Another tool of alignment, gesture, may also be useful in a classroom environment. Although we did not explicitly manipulate gesture during the current study, the museum facilitator used gestures to indicate triangles in the various structures he presented. One type of gesture that we were particularly interested in was trace gestures. A trace gesture occurred when the facilitator dragged his index finger along the outline of a triangle. These trace gestures occurred on the triangle alone, on the braced square, and on the truss. Taking advantage of the natural variation in the number of trace gestures the facilitator used in each classroom, we performed a second set of logistic regressions, controlling for the same set of covariates as above. The results show that gesture contributed significantly to students’ learning for both near and far transfer questions, b = .47, p = .008, b = .27, p = .04, respectively. The effect of alignment remained significant for the near transfer question, b = .97, p = .006, and marginal for the far transfer question, b = .51, p = .10. We believe that trace gestures may invite alignment in a different way, by emphasizing the relationships between triangles and their larger structures. Taken together these results suggest that structural alignment is an important learning process for classroom learning, and that it can be accomplished in multiple ways. Further, the use of structural alignment may be particularly important in strengthening learning in low SES students.

References

Gentner, D. (2010). Bootstrapping the mind: Analogical processes and symbol systems. Cognitive Science , 34 (5), 752-775.

Gentner, D. (1983). Structure-Mapping: A theoretical framework for analogy. Cognitive Science , 7, 155-170.

Gentner, D., & Markman, A. (1994). Structural alignment in comparison: No difference without similarity. Psychological Science , 5 (3), 152-158.

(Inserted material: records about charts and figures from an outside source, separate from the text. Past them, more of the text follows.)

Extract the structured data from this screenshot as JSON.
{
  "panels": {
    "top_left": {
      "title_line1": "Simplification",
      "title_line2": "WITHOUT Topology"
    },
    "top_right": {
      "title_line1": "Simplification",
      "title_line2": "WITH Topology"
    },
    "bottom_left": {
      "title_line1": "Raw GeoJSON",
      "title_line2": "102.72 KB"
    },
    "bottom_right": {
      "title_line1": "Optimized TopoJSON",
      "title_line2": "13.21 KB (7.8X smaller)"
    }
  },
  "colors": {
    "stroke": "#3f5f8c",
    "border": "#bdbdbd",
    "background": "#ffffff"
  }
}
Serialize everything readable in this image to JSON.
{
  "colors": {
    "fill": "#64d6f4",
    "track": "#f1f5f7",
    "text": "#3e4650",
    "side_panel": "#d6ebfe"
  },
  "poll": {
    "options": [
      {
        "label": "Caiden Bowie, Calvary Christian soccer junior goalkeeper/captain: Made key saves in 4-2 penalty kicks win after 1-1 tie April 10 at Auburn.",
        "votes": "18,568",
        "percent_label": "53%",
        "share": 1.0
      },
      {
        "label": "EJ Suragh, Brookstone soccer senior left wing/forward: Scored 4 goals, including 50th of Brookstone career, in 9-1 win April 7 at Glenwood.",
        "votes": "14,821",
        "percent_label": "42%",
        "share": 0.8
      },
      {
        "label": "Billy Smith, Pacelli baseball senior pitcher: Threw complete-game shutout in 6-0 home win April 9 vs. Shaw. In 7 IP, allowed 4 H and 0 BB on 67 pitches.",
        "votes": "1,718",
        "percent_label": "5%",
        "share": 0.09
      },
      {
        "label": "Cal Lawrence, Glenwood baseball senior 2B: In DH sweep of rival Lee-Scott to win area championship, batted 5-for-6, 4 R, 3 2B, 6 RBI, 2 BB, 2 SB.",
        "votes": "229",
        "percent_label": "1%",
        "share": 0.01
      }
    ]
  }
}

Gentner, D., & Namy, L. (2006). Analogical processes in language learning. Current Directions in Psychological Science , 15 (6), 297-301.

Gentner, D., Levine, S., Dhillon, S., & Poltermann, A. (2009). Using structural alignment to facilitate learning of spatial concepts in an informal setting. In B. Kokinov, K. Holyoak and D. Gentner (Eds.) Proceedings of the Second International Conference on Analogy. NBU Press, Sofia, Bulgaria.

Richland, L., & McDonough, I. (2010). Learning by analogy: Discriminating between potential analogs. Contemporary Educational Psychology, 35 (1), 28-43.

Richland, L., Zur, O., & Holyoak, K. (2007). Cognitive supports for analogies in the mathematics classroom. Science , 316, 1128-1129.